ABBAZIA | “I romanzi dell’esodo” è il titolo della conferenza tenuta martedì sera, negli spazi di Villa Antonio, sede della Comunità degli Italiani di Abbazia, dalla prof.ssa Cristina Benussi. A salutare i presenti, tra cui il direttore dimissionario dell’UPT, Fabrizio Somma, è stata la presidente del sodalizio, Sonja Kalafatović, la quale si è detta onorata di potere ospitare la docente triestina.

La relatrice ha tracciato una storia della letteratura sul tema dell’esodo, a partire dai primi racconti degli anni Cinquanta fino a oggi, verificandone i cambiamenti di prospettiva storica e ideologica, con il passare degli anni. Tra le tante tragedie della Seconda guerra mondiale, s’annovera quella dei tantissimi italiani d’Istria, Dalmazia e Venezia Giulia costretti ad abbandonare le proprie terre per fuggire alla violenza delle milizie titine. Come è stato spiegato, di questa migrazione forzata hanno scritto innanzitutto i poeti e narratori nati fra il XIX secolo e oggi, che l’hanno vissuta in prima persona, avendo dovuto lasciare tutto e trapiantarsi anche in continenti lontani dove si sono costituiti nuclei legati dalla comune origine che hanno favorito la pubblicazione di periodici o di volumi sul tema. Ma dal dramma degli esuli hanno tratto ispirazione pure connazionali che sono riusciti, nonostante tutto, a non diventare esuli, o altri italiani o stranieri; o alcuni infine che hanno lasciato l’Istria, Fiume o la Dalmazia per ragioni diverse, ma hanno conosciuto l’esodo di parenti e amici e ne hanno appassionatamente parlato in versi e in prosa.

Due tipi di vita

I protagonisti/vittime conducono due vite: quella del “prima” (spesso felice) nel proprio mondo, che include persone, luoghi, cose, odori, sapori, significati e valori; e quella del “dopo”, in un altro mondo (a volte molto diverso), dove inserirsi per ricominciare da zero senza potere più tornare. I due luoghi corrispondono a due tempi dissimili. In mezzo sta il momento (non per tutti breve) della traumatica censura, più o meno violenta a seconda dei casi. Lo sradicamento forzato incide nel profondo dell’anima causando sentimenti ossessivi come insicurezza, straniamento, paura, rabbia, provvisorietà, nostalgia, struggimento, disperazione. Una prova ardua per tutti, ma che in taluni casi può provocare conseguenze anche psicopatologiche.

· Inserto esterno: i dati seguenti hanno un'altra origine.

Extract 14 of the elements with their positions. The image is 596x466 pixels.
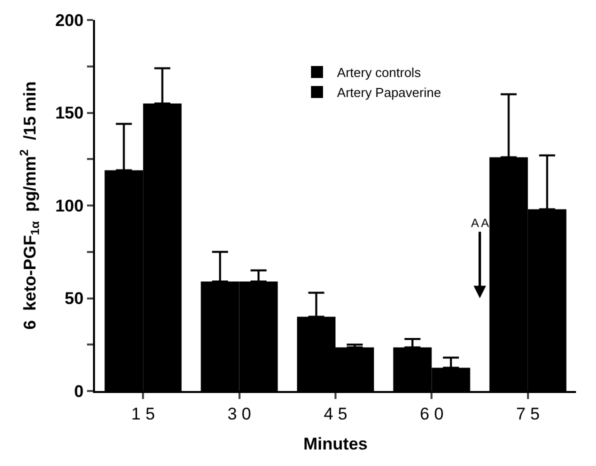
x-tick-label: 1 5 bbox=[131, 404, 155, 424]
x-tick-label: 4 5 bbox=[324, 404, 348, 424]
y-tick-label: 150 bbox=[55, 104, 84, 123]
x-tick-label: 7 5 bbox=[516, 404, 540, 424]
y-tick-label: 100 bbox=[55, 196, 84, 216]
annotation: A A bbox=[471, 216, 490, 230]
y-tick-label: 200 bbox=[55, 10, 84, 30]
y-tick-label: 0 bbox=[74, 382, 84, 401]
x-axis-title: Minutes bbox=[303, 434, 368, 454]
x-tick-label: 6 0 bbox=[420, 404, 444, 424]
y-tick-label: 50 bbox=[64, 289, 84, 308]
x-tick-label: 3 0 bbox=[227, 404, 252, 424]
legend-label: Artery controls bbox=[337, 65, 422, 80]
legend-label: Artery Papaverine bbox=[337, 85, 442, 100]
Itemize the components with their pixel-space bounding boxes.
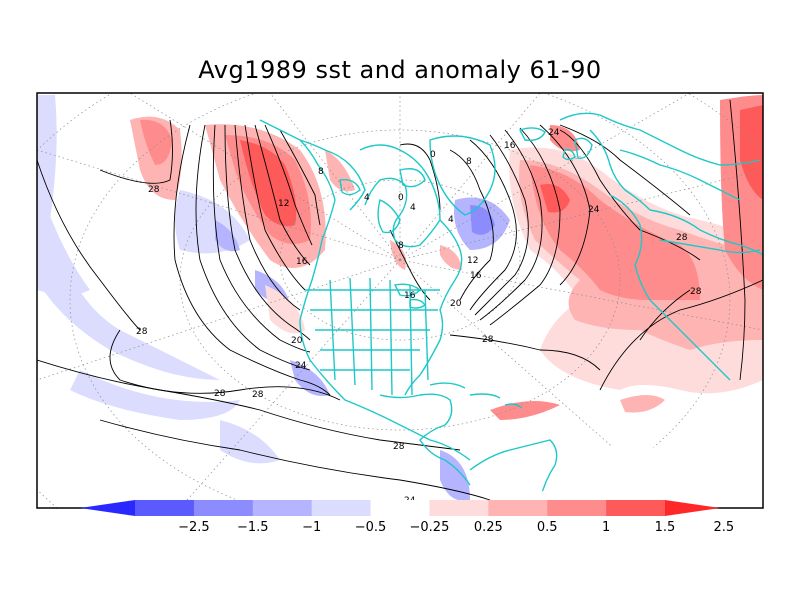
- contour-label: 0: [430, 150, 436, 160]
- colorbar-swatch: [135, 500, 195, 516]
- colorbar-swatch: [606, 500, 666, 516]
- colorbar-swatch: [429, 500, 489, 516]
- colorbar-tick-label: 2.5: [714, 520, 735, 535]
- graticule: [37, 93, 763, 508]
- contour-label: 12: [278, 199, 289, 209]
- contour-label: 28: [393, 442, 405, 452]
- colorbar-tick-label: 0.25: [474, 520, 503, 535]
- map-title: Avg1989 sst and anomaly 61-90: [198, 56, 602, 84]
- contour-label: 20: [450, 299, 462, 309]
- coastlines: [259, 112, 763, 501]
- contour-label: 16: [404, 291, 416, 301]
- anomaly-neg-region: [290, 360, 330, 396]
- contour-label: 28: [676, 233, 688, 243]
- colorbar-swatch: [488, 500, 548, 516]
- anomaly-pos-region: [265, 285, 305, 334]
- colorbar-swatch: [547, 500, 607, 516]
- colorbar-tick-label: −0.25: [410, 520, 450, 535]
- anomaly-neg-region: [440, 450, 470, 501]
- anomaly-neg-region: [70, 370, 240, 420]
- colorbar-swatch: [193, 500, 254, 516]
- colorbar-arrow-right: [665, 500, 720, 516]
- contour-label: 16: [296, 257, 308, 267]
- colorbar-swatch: [370, 500, 430, 516]
- map-field: 28 28 28 28 28 28 28 28 24 24 24 20 20 1…: [37, 93, 763, 508]
- contour-label: 20: [291, 336, 303, 346]
- colorbar-tick-label: 1: [602, 520, 610, 535]
- colorbar-tick-label: −2.5: [178, 520, 210, 535]
- contour-label: 24: [548, 128, 560, 138]
- anomaly-pos-region: [540, 184, 570, 213]
- anomaly-pos-region: [620, 395, 665, 413]
- anomaly-pos-region: [740, 105, 763, 200]
- colorbar-tick-label: −1.5: [237, 520, 269, 535]
- contour-label: 0: [398, 193, 404, 203]
- contour-label: 24: [295, 361, 307, 371]
- colorbar-arrow-left: [80, 500, 135, 516]
- anomaly-neg-region: [37, 180, 90, 295]
- anomaly-pos-region: [440, 245, 462, 270]
- anomaly-pos-region: [390, 240, 406, 270]
- anomaly-pos-region: [325, 150, 355, 192]
- colorbar-tick-label: 0.5: [537, 520, 558, 535]
- anomaly-neg-region: [37, 95, 220, 380]
- contour-label: 8: [398, 241, 404, 251]
- contour-label: 4: [364, 193, 370, 203]
- anomaly-neg-region: [220, 420, 280, 464]
- colorbar: −2.5 −1.5 −1 −0.5 −0.25 0.25 0.5 1 1.5 2.5: [80, 500, 734, 535]
- colorbar-tick-label: 1.5: [655, 520, 676, 535]
- contour-label: 28: [148, 185, 160, 195]
- anomaly-pos-region: [140, 119, 172, 165]
- anomaly-pos-region: [550, 125, 580, 152]
- contour-label: 28: [482, 335, 494, 345]
- anomaly-pos-region: [530, 165, 700, 300]
- contour-label: 8: [318, 167, 324, 177]
- contour-label: 4: [448, 215, 454, 225]
- contour-label: 4: [410, 203, 416, 213]
- colorbar-tick-label: −0.5: [355, 520, 387, 535]
- anomaly-pos-region: [240, 140, 297, 227]
- contour-label: 28: [690, 287, 702, 297]
- contour-label: 12: [467, 256, 478, 266]
- contour-label: 24: [588, 205, 600, 215]
- contour-label: 16: [504, 141, 516, 151]
- contour-label: 8: [466, 157, 472, 167]
- colorbar-tick-label: −1: [302, 520, 321, 535]
- sst-contours: [37, 99, 763, 501]
- contour-label: 28: [136, 327, 148, 337]
- contour-label: 28: [214, 389, 226, 399]
- contour-label: 16: [470, 271, 482, 281]
- colorbar-swatch: [311, 500, 372, 516]
- anomaly-pos-region: [490, 401, 560, 420]
- colorbar-swatch: [252, 500, 313, 516]
- contour-label: 28: [252, 390, 264, 400]
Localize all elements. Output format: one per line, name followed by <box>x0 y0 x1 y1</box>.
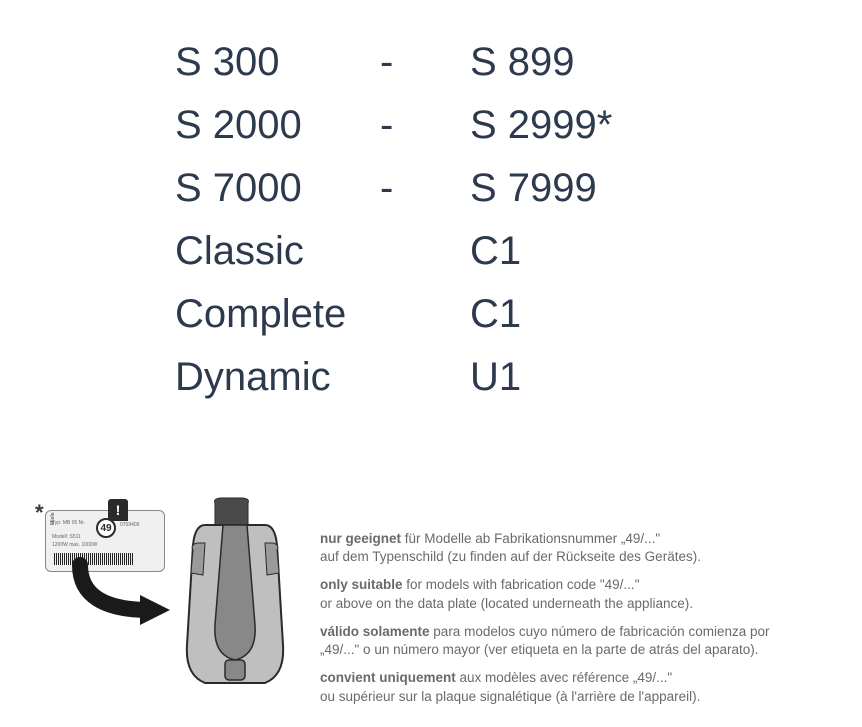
model-code: U1 <box>470 355 521 400</box>
note-text: aux modèles avec référence „49/..." <box>456 670 672 685</box>
note-bold: válido solamente <box>320 624 430 639</box>
note-en: only suitable for models with fabricatio… <box>320 576 840 612</box>
range-dash: - <box>380 40 470 85</box>
note-de: nur geeignet für Modelle ab Fabrikations… <box>320 530 840 566</box>
model-row: S 300 - S 899 <box>175 40 612 85</box>
model-row: S 2000 - S 2999* <box>175 103 612 148</box>
range-dash: - <box>380 103 470 148</box>
arrow-icon <box>70 555 190 635</box>
note-text: „49/..." o un número mayor (ver etiqueta… <box>320 642 759 657</box>
range-dash: - <box>380 166 470 211</box>
model-to: S 7999 <box>470 166 597 211</box>
model-series: Complete <box>175 292 380 337</box>
model-compatibility-list: S 300 - S 899 S 2000 - S 2999* S 7000 - … <box>175 40 612 418</box>
note-es: válido solamente para modelos cuyo númer… <box>320 623 840 659</box>
note-text: ou supérieur sur la plaque signalétique … <box>320 689 700 704</box>
note-bold: nur geeignet <box>320 531 401 546</box>
note-text: für Modelle ab Fabrikationsnummer „49/..… <box>401 531 660 546</box>
plate-serial: 0709409 <box>120 523 139 529</box>
plate-brand: Miele <box>51 512 57 525</box>
model-row: Dynamic U1 <box>175 355 612 400</box>
vacuum-rear-illustration <box>175 495 295 695</box>
model-series: Classic <box>175 229 380 274</box>
footnote-asterisk: * <box>35 500 44 526</box>
model-from: S 2000 <box>175 103 380 148</box>
model-code: C1 <box>470 229 521 274</box>
fabrication-code-circle: 49 <box>96 518 116 538</box>
model-row: Classic C1 <box>175 229 612 274</box>
model-series: Dynamic <box>175 355 380 400</box>
note-text: for models with fabrication code "49/...… <box>403 577 640 592</box>
note-text: auf dem Typenschild (zu finden auf der R… <box>320 549 701 564</box>
plate-line: Modell: S511 <box>52 535 81 541</box>
footnote-text-block: nur geeignet für Modelle ab Fabrikations… <box>320 530 840 716</box>
model-code: C1 <box>470 292 521 337</box>
note-text: para modelos cuyo número de fabricación … <box>430 624 770 639</box>
model-row: Complete C1 <box>175 292 612 337</box>
model-from: S 300 <box>175 40 380 85</box>
model-row: S 7000 - S 7999 <box>175 166 612 211</box>
plate-line: Typ: MB 05 Nr. <box>52 521 85 527</box>
note-text: or above on the data plate (located unde… <box>320 596 693 611</box>
model-from: S 7000 <box>175 166 380 211</box>
note-bold: convient uniquement <box>320 670 456 685</box>
plate-line: 1200W max. 1000W <box>52 543 97 549</box>
note-fr: convient uniquement aux modèles avec réf… <box>320 669 840 705</box>
exclamation-clip-icon <box>108 499 128 521</box>
note-bold: only suitable <box>320 577 403 592</box>
model-to: S 899 <box>470 40 575 85</box>
model-to: S 2999* <box>470 103 612 148</box>
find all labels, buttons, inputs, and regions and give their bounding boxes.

Enzo Bettiza e Diego Zandel

Dal dopoguerra ad oggi, la letteratura dell’esodo ha scandagliato questo drammatico evento epocale attraverso generi come la memorialistica, il romanzo (spesso con spunti autobiografici) o la poesia.
“Un esempio di scrittore che ha reso il mondo fantastico – ha spiegato la relatrice nel corso della sua presentazione – è Enzo Bettiza. Egli racconta la storia della sua famiglia dentro una storia molto più ampia; narra della felicità di potere parlare più lingue. Egli scrive per evitare il memoricidio. Da qui il bisogno di raccontare per l’oggi”.
Diego Zandel invece, figlio di profughi e scrittore contemporaneo, può raccontare soltanto le cose che ha sentito dire.
A differenza degli uomini, le scrittrici donne hanno un tipo di racconto diverso. È stato fatto l’esempio di Mori, Milani e Madieri. Quest’ultima, nelle sue opere ricorda immagini femminili dell’esodo, ricette della nonna, passeggiate con le amiche di scuola. Tipico delle scrittrici donne è infatti il maggiore interesse per la quotidianità, la famiglia, la casa, la terra, le tradizioni, gli usi, i costumi, gli affetti, la fisicità o le percezioni sensoriali: in definitiva tutto ciò che attiene alla vita. “In effetti – ha detto ancora Cristina Benussi – gli autori di entrambi i sessi ricordano gli stessi eventi, ma le donne sono molto più feroci nel raccontare questi ricordi. Le donne hanno come valore supremo la vita. Una vita che è stata spezzata improvvisamente. La relatrice ha concluso la sua relazione con l’auspicio che si possa tenere vivo il punto d’arrivo della memoria e del ricordo.